Video footage was recorded in a closed environment with sufficient light, constant weather, no disturbances, and perfect technical facilities (e.g. tripod), and with a high (full HD) resolution. Further evaluation with different video resolutions and environments is necessary before the implementation of this technology.
Conclusion
During V-CPR, the camera position had a significant impact on the ability of a dispatcher to correctly evaluate a CPR performance. Dispatchers were able to recognize significantly more mistakes when the camera was located on the opposite side of the CPR provider. From the head position, results were comparable, but from a foot position, significantly fewer mistakes could be identified. Hence, foot position should be avoided in order to enable the dispatcher the best possible view to evaluating CPR quality.
Footnotes
Acknowledgements
This study was supported by the ERC Research NET.

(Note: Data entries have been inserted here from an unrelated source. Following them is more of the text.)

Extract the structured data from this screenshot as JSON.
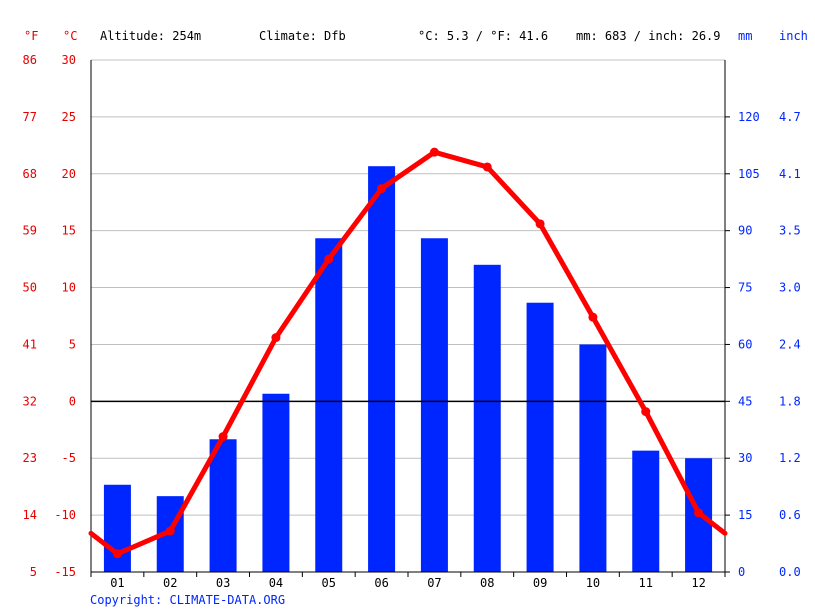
{
  "header": {
    "f_unit": "°F",
    "c_unit": "°C",
    "altitude": "Altitude: 254m",
    "climate": "Climate: Dfb",
    "temp_avg": "°C: 5.3 / °F: 41.6",
    "precip_total": "mm: 683 / inch: 26.9",
    "mm_unit": "mm",
    "inch_unit": "inch"
  },
  "copyright": "Copyright: CLIMATE-DATA.ORG",
  "colors": {
    "temperature": "#ff0000",
    "precipitation": "#0026ff",
    "grid": "#c0c0c0",
    "zero_line": "#000000"
  },
  "chart_data": {
    "type": "bar+line",
    "categories": [
      "01",
      "02",
      "03",
      "04",
      "05",
      "06",
      "07",
      "08",
      "09",
      "10",
      "11",
      "12"
    ],
    "series": [
      {
        "name": "mm",
        "type": "bar",
        "axis": "right",
        "values": [
          23,
          20,
          35,
          47,
          88,
          107,
          88,
          81,
          71,
          60,
          32,
          30
        ]
      },
      {
        "name": "°C",
        "type": "line",
        "axis": "left",
        "values": [
          -13.4,
          -11.4,
          -3.1,
          5.6,
          12.5,
          18.7,
          21.9,
          20.6,
          15.6,
          7.4,
          -0.9,
          -9.8
        ],
        "edge_values": [
          -11.6,
          -11.6
        ]
      }
    ],
    "y_left_c": {
      "range": [
        -15,
        30
      ],
      "ticks": [
        "-15",
        "-10",
        "-5",
        "0",
        "5",
        "10",
        "15",
        "20",
        "25",
        "30"
      ]
    },
    "y_left_f": {
      "ticks": [
        "5",
        "14",
        "23",
        "32",
        "41",
        "50",
        "59",
        "68",
        "77",
        "86"
      ]
    },
    "y_right_mm": {
      "range": [
        0,
        135
      ],
      "ticks": [
        "0",
        "15",
        "30",
        "45",
        "60",
        "75",
        "90",
        "105",
        "120"
      ]
    },
    "y_right_inch": {
      "ticks": [
        "0.0",
        "0.6",
        "1.2",
        "1.8",
        "2.4",
        "3.0",
        "3.5",
        "4.1",
        "4.7"
      ]
    },
    "grid": true
  }
}
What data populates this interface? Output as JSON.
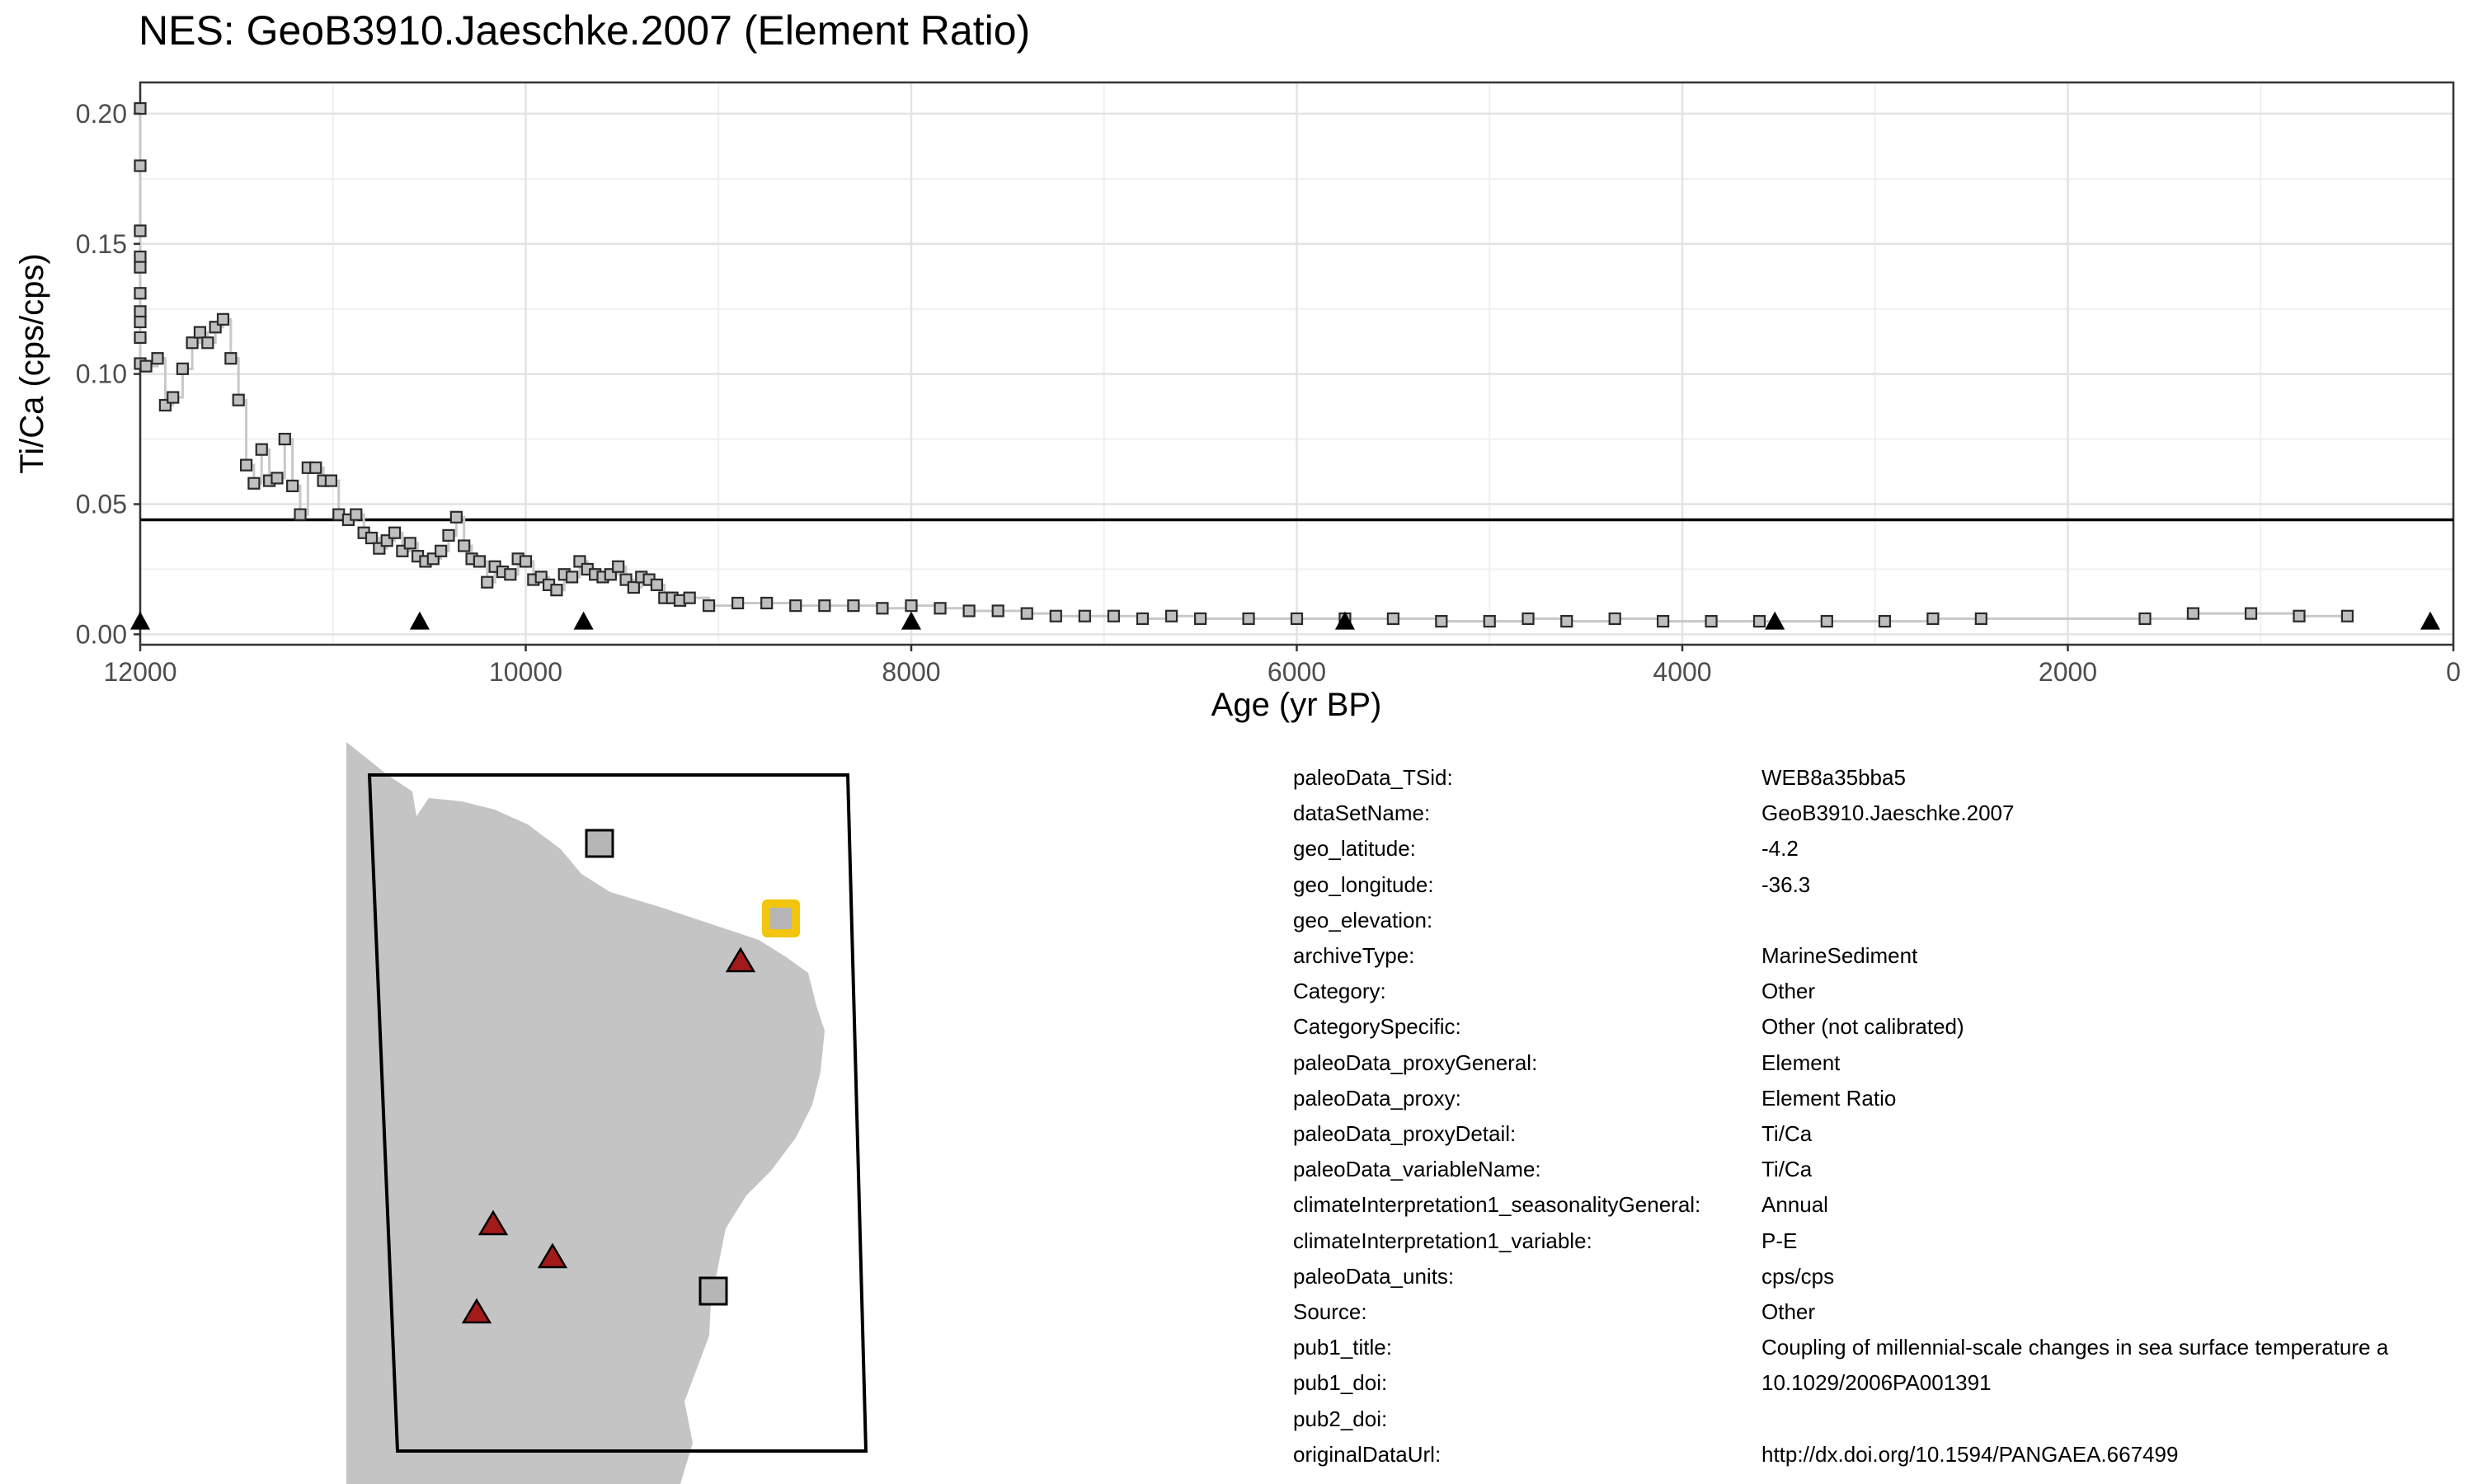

Declaration of conflicting interests
Bernd W. Böttiger is European Resuscitation Council (ERC) Board Director Science and Research; Chairman of the German Resuscitation Council (GRC); Member of the Advanced Life Support (ALS) Task Force of the International Liaison Committee on Resuscitation (ILCOR); Member of the executive committee of the German Interdisciplinary Association for Intensive and Emergency Medicine (DIVI); Associated Editor of the European Journal of Anaesthesiology (EJA), Co-Editor of “Resuscitation”; Editor of the Journal “Notfall + Rettungsmedizin.” He received professional fees for lectures from the following companies: “Forum für medizinische Fortbildung (FomF),” ZOLL Medical Deutschland GmbH, C. R. Bard GmbH, GS Elektromedizinische Geräte G. Stemple GmbH. The other authors do not have a conflict of interest.
Funding
The author(s) received no financial support for the research, authorship, and/or publication of this article.